Read more about Cherries as a symbol in the novel.
Tom Lake implies that the major reason for Lara’s troubles and Duke’s decline was his refusal to confront the emotional voids in his life. Even with a successful career and a partner who loved him, he couldn’t resist the lure of attention and excess. Instead of dealing with his grief for his sister, he self-medicates with drugs and alcohol even when he reaches the pinnacle of his acting career. His downward spiral reveals how addiction to external gratification can erode personal well-being and relationships, no matter how charismatic the addict is.
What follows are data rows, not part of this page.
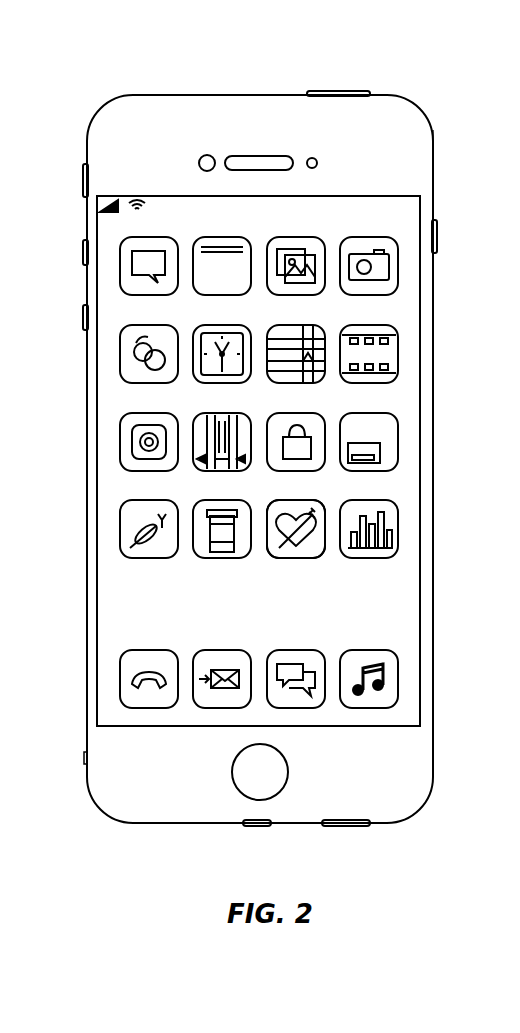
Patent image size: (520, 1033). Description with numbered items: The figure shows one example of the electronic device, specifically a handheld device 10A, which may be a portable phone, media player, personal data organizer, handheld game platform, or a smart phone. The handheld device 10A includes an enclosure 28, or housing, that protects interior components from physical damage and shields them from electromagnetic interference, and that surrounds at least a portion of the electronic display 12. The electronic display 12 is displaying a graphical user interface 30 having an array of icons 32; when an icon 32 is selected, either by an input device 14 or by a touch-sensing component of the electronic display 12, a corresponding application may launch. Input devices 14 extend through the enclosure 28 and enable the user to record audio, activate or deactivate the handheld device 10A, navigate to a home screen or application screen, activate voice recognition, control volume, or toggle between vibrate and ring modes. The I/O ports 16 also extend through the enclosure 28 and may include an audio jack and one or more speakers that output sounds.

The handheld device 10A is at (92, 97).
The electronic display 12 is at (421, 496).
The input devices 14 is at (340, 92).
The I/O ports 16 is at (170, 824).
The enclosure 28 is at (434, 162).
The graphical user interface 30 is at (404, 399).
The icon 32 is at (293, 559).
Lara’s path diverges from Duke’s fundamentally, and she wants her daughters and her husband to understand that this is her choice. She chooses security over excitement, picking Joe and the farm over the uncertainty of an acting career. This central choice—which Lara continues to assert that she is satisfied with, as if to convince herself—ties into the novel’s broader theme of the cyclical nature of life. Emotional patterns echo across generations in this book. Lara’s passionate, unstable relationship with Duke is juxtaposed with the steadier, more grounded marriage she builds with Joe, even though her time with Duke ended well before she and Joe got together. Duke’s journey reveals the dangers of pursuing fame and validation at the expense of actual relationships, while Lara’s path suggests that there’s quiet joy to be found in lasting partnership. The whirlwind glamour of celebrity loses its shine when compared to real love’s most ordinary moments; picking cherries, telling stories, coming together over grief, and sharing hope for the uncertain future.